Here is my error from Packer.

    amazon-ebs: TASK [Gathering Facts] *********************************************************
    amazon-ebs: task path: /codebuild/output/src823294906/src/ansible/playbook.yml:2
    amazon-ebs: redirecting (type: modules) ansible.builtin.setup to ansible.windows.setup
    amazon-ebs: Using module file /root/.pyenv/versions/3.8.2/lib/python3.8/site-packages/ansible_collections/ansible/windows/plugins/modules/setup.ps1
    amazon-ebs: Pipelining is enabled.
    amazon-ebs: <172.30.167.125> ESTABLISH WINRM CONNECTION FOR USER: Administrator on PORT 5986 TO 172.30.167.125
    amazon-ebs: EXEC (via pipeline wrapper)

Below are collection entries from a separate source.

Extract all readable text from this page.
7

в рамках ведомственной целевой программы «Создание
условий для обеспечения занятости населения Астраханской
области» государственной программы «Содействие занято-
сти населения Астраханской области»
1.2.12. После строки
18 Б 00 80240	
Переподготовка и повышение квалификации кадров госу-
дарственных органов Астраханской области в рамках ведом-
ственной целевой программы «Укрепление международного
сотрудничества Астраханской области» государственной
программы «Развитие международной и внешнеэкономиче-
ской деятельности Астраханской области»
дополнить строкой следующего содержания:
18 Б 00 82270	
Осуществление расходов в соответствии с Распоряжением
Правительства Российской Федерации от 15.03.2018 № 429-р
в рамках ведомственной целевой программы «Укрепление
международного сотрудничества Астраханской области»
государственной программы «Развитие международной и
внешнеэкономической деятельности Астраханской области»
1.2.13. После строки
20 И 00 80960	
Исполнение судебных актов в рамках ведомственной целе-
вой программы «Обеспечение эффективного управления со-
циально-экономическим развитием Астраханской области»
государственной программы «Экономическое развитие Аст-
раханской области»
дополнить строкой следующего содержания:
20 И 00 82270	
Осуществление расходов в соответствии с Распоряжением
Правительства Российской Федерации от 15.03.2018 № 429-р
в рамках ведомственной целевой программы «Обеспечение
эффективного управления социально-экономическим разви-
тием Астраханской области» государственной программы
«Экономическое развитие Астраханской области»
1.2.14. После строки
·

    amazon-ebs: [WARNING]: ERROR DURING WINRM SEND INPUT - attempting to recover: WinRMError
    amazon-ebs: The pipe is being closed.  (extended fault data: {'transport_message': 'Bad
    amazon-ebs: HTTP response returned from server. Code 500', 'http_status_code': 500,
    amazon-ebs: 'wsmanfault_code': '232', 'fault_code': 's:Receiver', 'fault_subcode':
    amazon-ebs: 'w:InternalError'})
    amazon-ebs: fatal: [default]: FAILED! => {
    amazon-ebs:     "msg": "winrm send_input failed; \nstdout: \nstderr \"\u0000\u001d \u001d \"\u0000 \u0000i\u0000s\u0000 \u0000n\u0000o\u0000t\u0000 \u0000a\u0000 \u0000v\u0000a\u0000l\u0000i\u0000d\u0000 \u0000W\u0000i\u0000n\u0000d\u0000o\u0000w\u0000s\u0000 \u0000P\u0000o\u0000w\u0000e\u0000r\u0000S\u0000h\u0000e\u0000l\u0000l\u0000 \u0000v\u0000e\u0000r\u0000s\u0000i\u0000o\u0000n\u0000.\u0000 \u0000 \u0000S\u0000p\u0000e\u0000c\u0000i\u0000f\u0000y\u0000 \u0000a\u0000 \u0000v\u0000a\u0000l\u0000i\u0000d\u0000 \u0000W\u0000i\u0000n\u0000d\u0000o\u0000w\u0000s\u0000 \u0000P\u0000o\u0000w\u0000e\u0000r\u0000S\u0000h\u0000e\u0000l\u0000l\u0000 \u0000v\u0000e\u0000r\u0000s\u0000i\u0000o\u0000n\u0000 \u0000o\u0000f\u0000 \u0000t\u0000h\u0000e\u0000 \u0000f\u0000o\u0000r\u0000m\u0000a\u0000t\u0000 \u0000m\u0000a\u0000j\u0000o\u0000r\u0000.\u0000m\u0000i\u0000n\u0000o\u0000r\u0000 \u0000v\u0000e\u0000r\u0000s\u0000i\u0000o\u0000n\u0000.\u0000\r\u0000\n\u0000"
    amazon-ebs: }
    amazon-ebs:
    amazon-ebs: PLAY RECAP *********************************************************************
    amazon-ebs: default                    : ok=0    changed=0    unreachable=0    failed=1    skipped=0    rescued=0    ignored=0

Ha I got it to work now with the -export POWERSHELL_VERSION=""in my buildspec. The problem was that I had copied it from i255d’s post on Powershell.org and the quotes were not standard quotes.